Holomorphic embedding method based Three-Phase power flow algorithm considering the sensitivity of the initial value

•A HEM based three-phase power flow model particularly for T&D systems is proposed.•Based on the matrix normal form transformation, a three-phase power flow matrix calculation structure, as well as its compact form of linear recursive equations, is constructed, with which different types of buses and grounding/ungrounded areas can be included.•The convergence principle of the proposed algorithm in solving the power flow problem to a physically meaningful solution is theoretically analyzed and verified with cases. The transmission network is generally considered as three-phase balanced, while the consideration of three-phase unbalance is mainly on distribution networks. However, with the increasingly interconnection of renewable energy, such as wind energy, onto transmission networks, non-adoption of commutation long transmission lines usually results in unbalanced line parameters. Therefore, developing reliable three-phase power flow algorithms for transmission and distribution (T&D) systems becomes more and more important for the reliable and safe operation of emerging power systems. Among the many three-phase power flow algorithms, Newton Raphson method (NRM) and its variants occupy a large share, due to their ability in dealing with multiple sources and looped sub-networks.
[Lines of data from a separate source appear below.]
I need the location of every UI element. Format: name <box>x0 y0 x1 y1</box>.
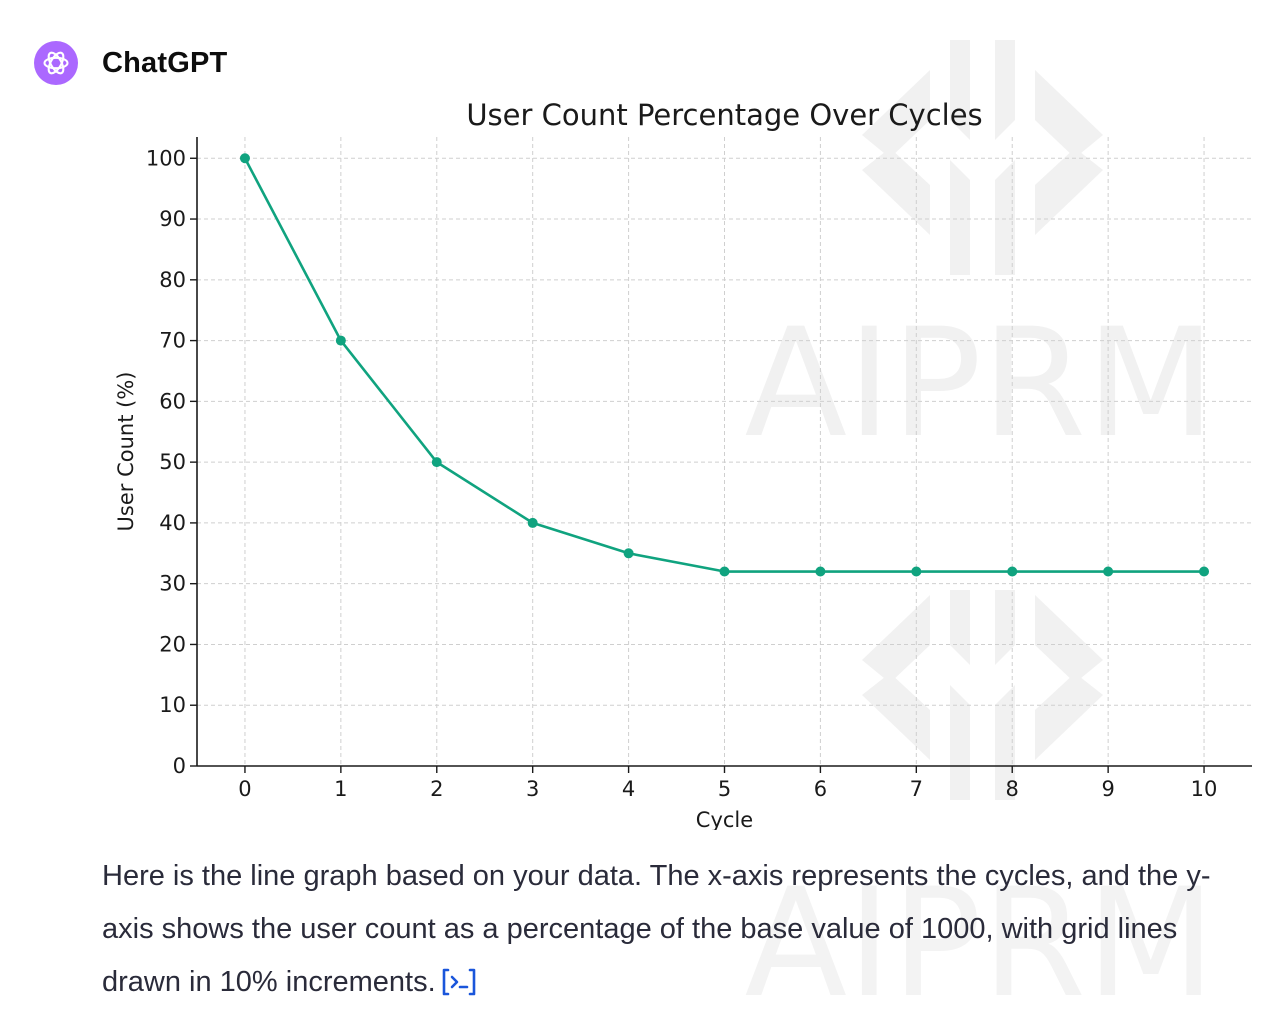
avatar <box>34 41 78 85</box>
sender-name: ChatGPT <box>102 46 228 79</box>
x-tick-label: 10 <box>1191 777 1218 801</box>
y-tick-label: 70 <box>159 329 186 353</box>
chart-title: User Count Percentage Over Cycles <box>466 98 982 132</box>
data-point <box>623 548 634 559</box>
chart-svg: User Count Percentage Over Cycles 0 1 2 3 4 5… <box>114 98 1252 830</box>
line-chart: User Count Percentage Over Cycles 0 1 2 3 4 5… <box>0 90 1280 830</box>
chart-grid <box>197 137 1252 767</box>
y-tick-label: 10 <box>159 693 186 717</box>
data-point <box>527 517 538 528</box>
x-tick-label: 0 <box>238 777 251 801</box>
data-point <box>335 335 346 346</box>
data-point <box>239 153 250 164</box>
message-text: Here is the line graph based on your dat… <box>102 860 1211 998</box>
y-tick-label: 90 <box>159 207 186 231</box>
x-tick-label: 3 <box>526 777 539 801</box>
x-tick-label: 1 <box>334 777 347 801</box>
code-interpreter-icon <box>442 968 475 996</box>
y-tick-label: 20 <box>159 632 186 656</box>
data-point <box>1007 566 1018 577</box>
chart-series <box>239 153 1210 577</box>
data-point <box>815 566 826 577</box>
x-tick-label: 2 <box>430 777 443 801</box>
openai-logo-icon <box>43 51 69 75</box>
x-tick-label: 9 <box>1101 777 1114 801</box>
data-point <box>1103 566 1114 577</box>
y-tick-label: 50 <box>159 450 186 474</box>
y-axis-label: User Count (%) <box>114 372 138 532</box>
assistant-message: Here is the line graph based on your dat… <box>102 850 1252 1009</box>
x-tick-label: 8 <box>1006 777 1019 801</box>
data-point <box>1199 566 1210 577</box>
data-point <box>719 566 730 577</box>
x-tick-label: 4 <box>622 777 635 801</box>
y-tick-label: 100 <box>146 146 186 170</box>
x-tick-label: 5 <box>718 777 731 801</box>
x-tick-label: 6 <box>814 777 827 801</box>
y-tick-label: 60 <box>159 389 186 413</box>
data-point <box>431 457 442 468</box>
y-tick-label: 40 <box>159 511 186 535</box>
y-tick-label: 80 <box>159 268 186 292</box>
code-interpreter-link[interactable] <box>442 968 476 996</box>
message-header: ChatGPT <box>34 40 227 86</box>
y-tick-label: 0 <box>173 754 186 778</box>
x-axis-label: Cycle <box>696 808 753 830</box>
y-tick-label: 30 <box>159 572 186 596</box>
data-point <box>911 566 922 577</box>
x-tick-label: 7 <box>910 777 923 801</box>
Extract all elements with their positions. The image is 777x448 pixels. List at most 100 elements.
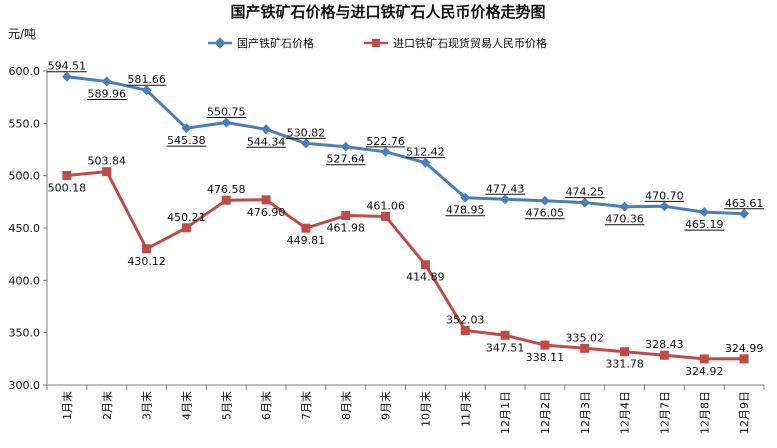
data-label-import: 324.92 (685, 365, 724, 378)
x-tick-label: 9月末 (379, 391, 393, 420)
data-label-import: 352.03 (446, 314, 485, 327)
legend-label-domestic: 国产铁矿石价格 (237, 36, 314, 50)
legend: 国产铁矿石价格 进口铁矿石现货贸易人民币价格 (208, 36, 547, 50)
y-tick-label: 600.0 (9, 65, 41, 78)
data-label-import: 331.78 (605, 358, 644, 371)
data-label-import: 430.12 (127, 255, 166, 268)
data-point-import (341, 210, 351, 220)
data-point-import (699, 354, 709, 364)
data-label-import: 449.81 (287, 234, 326, 247)
data-point-import (261, 195, 271, 205)
data-label-import: 328.43 (645, 338, 684, 351)
data-label-domestic: 544.34 (247, 135, 286, 148)
data-point-domestic (221, 117, 232, 128)
data-label-import: 335.02 (566, 331, 605, 344)
data-label-import: 461.06 (366, 199, 405, 212)
data-point-import (460, 326, 470, 336)
data-point-import (301, 223, 311, 233)
data-label-domestic: 470.36 (605, 213, 644, 226)
data-label-domestic: 589.96 (88, 88, 127, 101)
data-label-domestic: 474.25 (566, 186, 605, 199)
data-point-import (739, 354, 749, 364)
x-axis: 1月末 2月末 3月末 4月末 5月末 6月末 7月末 8月末 9月末 10月末 11月末 12月1日… (46, 384, 765, 434)
data-point-domestic (141, 85, 152, 96)
data-point-import (659, 350, 669, 360)
data-point-domestic (699, 207, 710, 218)
data-label-import: 503.84 (88, 155, 127, 168)
data-label-import: 414.89 (406, 271, 445, 284)
data-point-domestic (300, 138, 311, 149)
x-tick-label: 10月末 (418, 391, 432, 427)
x-tick-label: 12月2日 (539, 391, 552, 434)
x-tick-label: 1月末 (60, 391, 74, 420)
x-tick-label: 8月末 (339, 391, 353, 420)
data-point-import (500, 330, 510, 340)
data-label-domestic: 530.82 (287, 126, 326, 139)
y-tick-label: 400.0 (9, 274, 41, 287)
x-tick-label: 2月末 (100, 391, 114, 420)
series-line-import (66, 170, 745, 361)
data-label-domestic: 512.42 (406, 146, 445, 159)
x-tick-label: 6月末 (259, 391, 273, 420)
data-point-import (381, 211, 391, 221)
y-axis: 300.0 350.0 400.0 450.0 500.0 550.0 600.0 (9, 65, 48, 392)
data-point-import (181, 223, 191, 233)
data-point-import (580, 343, 590, 353)
data-point-import (540, 340, 550, 350)
data-label-import: 338.11 (526, 351, 565, 364)
x-tick-label: 12月3日 (579, 391, 592, 434)
y-tick-label: 350.0 (9, 327, 41, 340)
x-tick-label: 11月末 (458, 391, 472, 427)
data-label-domestic: 463.61 (725, 197, 764, 210)
data-point-domestic (340, 141, 351, 152)
data-label-domestic: 477.43 (486, 182, 525, 195)
data-label-domestic: 581.66 (127, 73, 166, 86)
legend-item-import: 进口铁矿石现货贸易人民币价格 (364, 36, 547, 50)
data-label-domestic: 594.51 (48, 60, 87, 73)
data-label-domestic: 465.19 (685, 218, 724, 231)
data-label-domestic: 476.05 (526, 207, 565, 220)
data-point-domestic (579, 197, 590, 208)
data-point-import (62, 170, 72, 180)
data-label-import: 476.90 (247, 206, 286, 219)
data-label-import: 461.98 (327, 221, 366, 234)
data-point-domestic (659, 201, 670, 212)
data-point-domestic (539, 195, 550, 206)
data-point-domestic (261, 124, 272, 135)
legend-swatch-import-marker (372, 39, 380, 47)
data-point-domestic (380, 146, 391, 157)
data-label-domestic: 527.64 (327, 153, 366, 166)
x-tick-label: 3月末 (140, 391, 154, 420)
x-tick-label: 7月末 (299, 391, 313, 420)
data-label-import: 476.58 (207, 183, 246, 196)
plot-series (61, 71, 750, 364)
legend-label-import: 进口铁矿石现货贸易人民币价格 (393, 36, 547, 50)
data-point-import (420, 260, 430, 270)
data-point-domestic (619, 201, 630, 212)
data-point-import (221, 195, 231, 205)
data-point-domestic (460, 192, 471, 203)
data-label-domestic: 550.75 (207, 106, 246, 119)
y-tick-label: 550.0 (9, 117, 41, 130)
x-tick-label: 5月末 (219, 391, 233, 420)
data-point-domestic (61, 71, 72, 82)
chart-title: 国产铁矿石价格与进口铁矿石人民币价格走势图 (230, 3, 545, 21)
y-tick-label: 300.0 (9, 379, 41, 392)
y-tick-label: 500.0 (9, 170, 41, 183)
data-label-domestic: 545.38 (167, 134, 206, 147)
y-axis-unit-label: 元/吨 (8, 27, 36, 41)
data-point-import (142, 244, 152, 254)
data-point-domestic (420, 157, 431, 168)
series-line-domestic (66, 75, 745, 216)
data-point-domestic (739, 208, 750, 219)
data-label-domestic: 478.95 (446, 204, 485, 217)
x-tick-label: 12月1日 (499, 391, 512, 434)
x-tick-label: 12月9日 (738, 391, 751, 434)
x-tick-label: 12月8日 (698, 391, 711, 434)
x-tick-label: 12月4日 (619, 391, 632, 434)
data-label-import: 450.21 (167, 211, 206, 224)
data-label-domestic: 470.70 (645, 189, 684, 202)
data-point-import (102, 167, 112, 177)
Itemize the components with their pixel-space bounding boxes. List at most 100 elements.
However, they are sensitive to the initial value, and can hardly ensure convergence to a physically meaningful solution with improper initial values, especially for three-phase unbalanced system. To this end, a general three-phase power flow method for T&D systems is proposed based on the holomorphic embedding method (HEM), and the advantages of the proposed method compared with traditional NRM in solving the power flow problem to a physically meaningful solution are theoretically analyzed. Based on the IEEE 33 system, the modified IEEE 123 system, and a regional power grid in China, it is verified that the proposed method has the advantages of high computational efficiency, reliable converging ability, and independence to the initial value.